Fabrication and magnetotransport properties of graphene nanostructures.

摘要

Graphene have attracted considerable interest for fundamental studies and potential applications because of their unique electronic properties. However, its application in logic circuits is limited due to the lack of bandgap. It has been demonstrated that a conduction band gap can be achieved in graphene nanostructures, such as nanoribbons (GNRs), due to size confinement and edge effect, making it a very interesting electronic materials for circuits application. Theoretical studies have also suggested interesting magneto-electronic properties in GNRs originated from the magnetic edge states or the Hall-edge states under a perpendicular magnetic field, with very large magnetoresistance (MR) predicted.
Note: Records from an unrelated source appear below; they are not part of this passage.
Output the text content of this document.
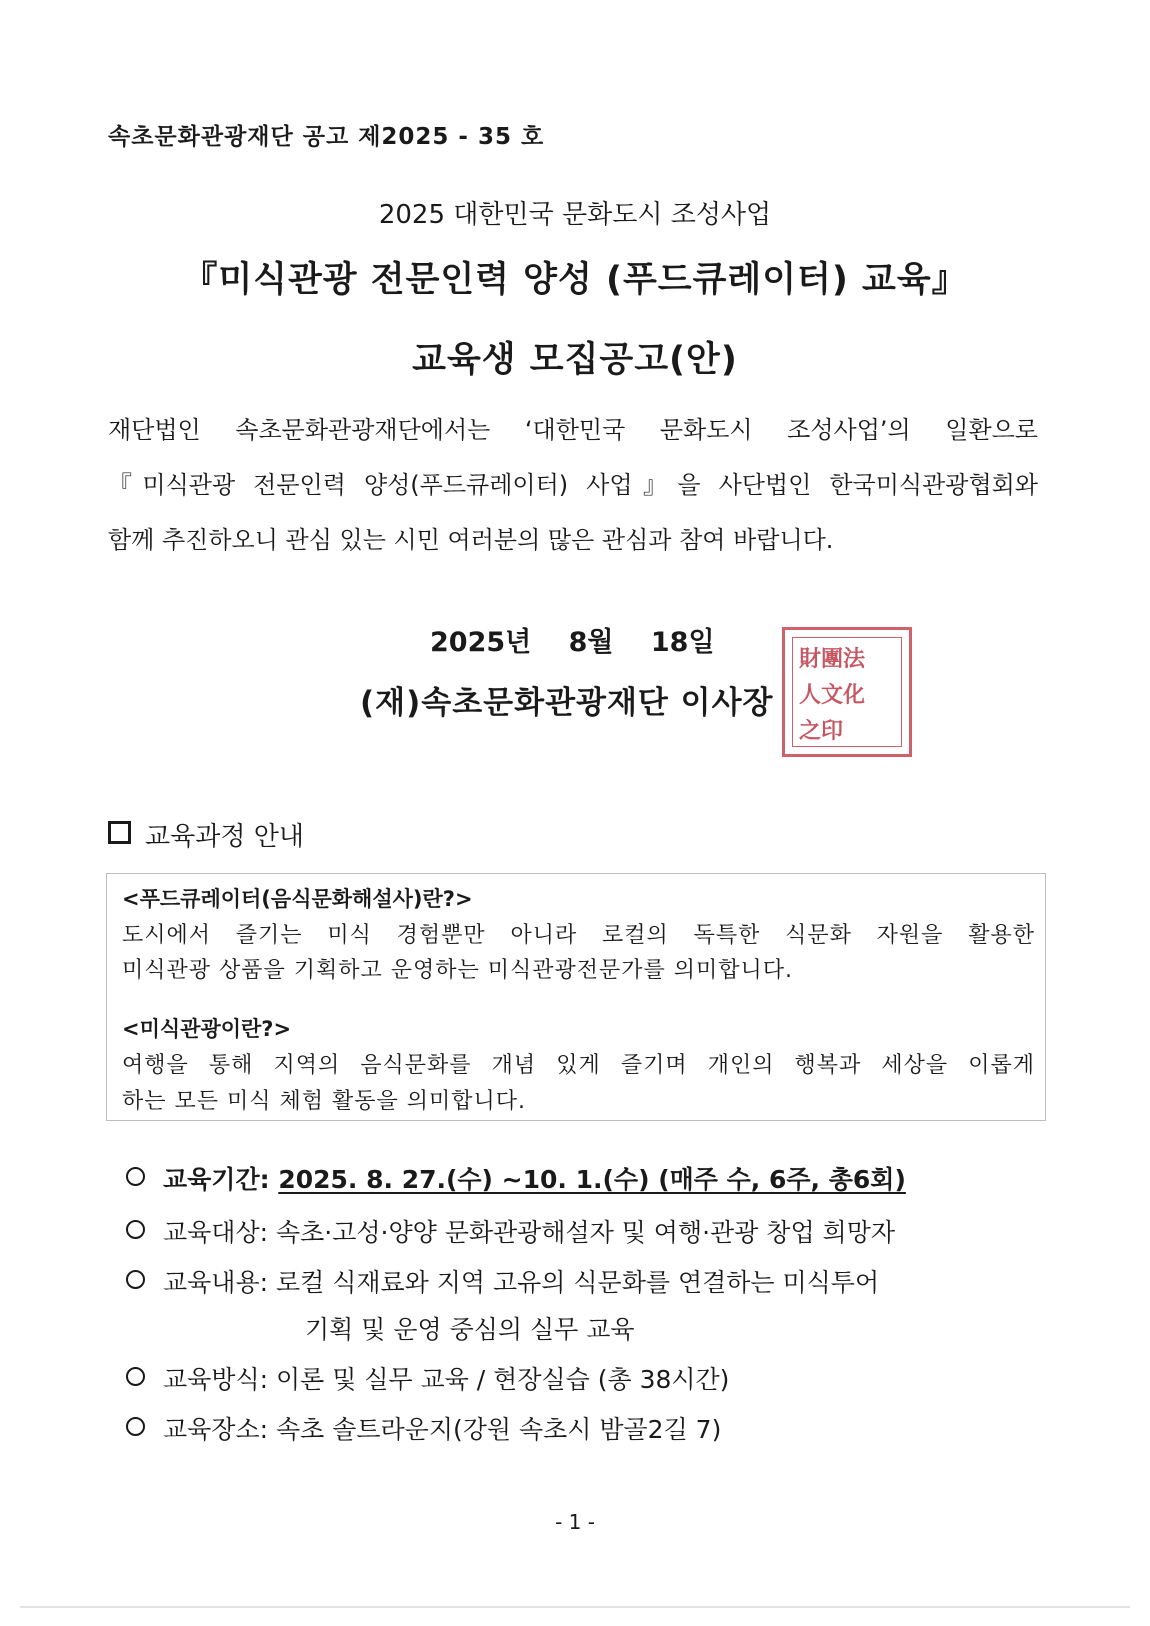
속초문화관광재단 공고 제2025 - 35 호
2025 대한민국 문화도시 조성사업
『미식관광 전문인력 양성 (푸드큐레이터) 교육』
교육생 모집공고(안)
재단법인 속초문화관광재단에서는 ‘대한민국 문화도시 조성사업’의 일환으로
『미식관광 전문인력 양성(푸드큐레이터) 사업』을 사단법인 한국미식관광협회와
함께 추진하오니 관심 있는 시민 여러분의 많은 관심과 참여 바랍니다.
財團法
人文化
之印
2025년 8월 18일
(재)속초문화관광재단 이사장
교육과정 안내
<푸드큐레이터(음식문화해설사)란?>
도시에서 즐기는 미식 경험뿐만 아니라 로컬의 독특한 식문화 자원을 활용한
미식관광 상품을 기획하고 운영하는 미식관광전문가를 의미합니다.
<미식관광이란?>
여행을 통해 지역의 음식문화를 개념 있게 즐기며 개인의 행복과 세상을 이롭게
하는 모든 미식 체험 활동을 의미합니다.
교육기간: 2025. 8. 27.(수) ~10. 1.(수) (매주 수, 6주, 총6회)
교육대상: 속초·고성·양양 문화관광해설자 및 여행·관광 창업 희망자
교육내용: 로컬 식재료와 지역 고유의 식문화를 연결하는 미식투어
기획 및 운영 중심의 실무 교육
교육방식: 이론 및 실무 교육 / 현장실습 (총 38시간)
교육장소: 속초 솔트라운지(강원 속초시 밤골2길 7)
- 1 -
On the other hand, a GNRs device with width down to sub-10 nm is required to show large enough bandgap or spin coupling in order to operate under ambient condition, which remain significant challenging to state of art fabrication techniques.;In this dissertation, I will present my research studies on rational fabrication of GNRs with sub-10 nm width by employing nanowire as etch mask. Taking a step further, I will demonstrate a new graphene nanostructure-graphene nanomesh as a mimic of GNR network. This nanomesh structure introduces finite size effect into a large sheet of graphene while retaining the two-dimensional nature, and therefore may be advantageous in practical device fabrication and integration. Based on the advance of our fabrication method, I will show the first experimental observation of a dramatic enhancement of the conductance in a GNR field-effect transistor by a perpendicular magnetic field. Very large negative MR of nearly 100% with conductance enhanced over 10,000 times was observed at low temperatures; and more than 50% remained at room temperature. Similar magnetotransport behavior was also observed in graphene nanomesh device. The observed large MR was attributed to the complex interplay between edge roughness, quantum confinement and the formation of cyclotron orbits. These findings demonstrate interesting magnetotransport properties in graphene nanostructures, and can open up exciting new opportunities for a new generation of magneto-electronic devices.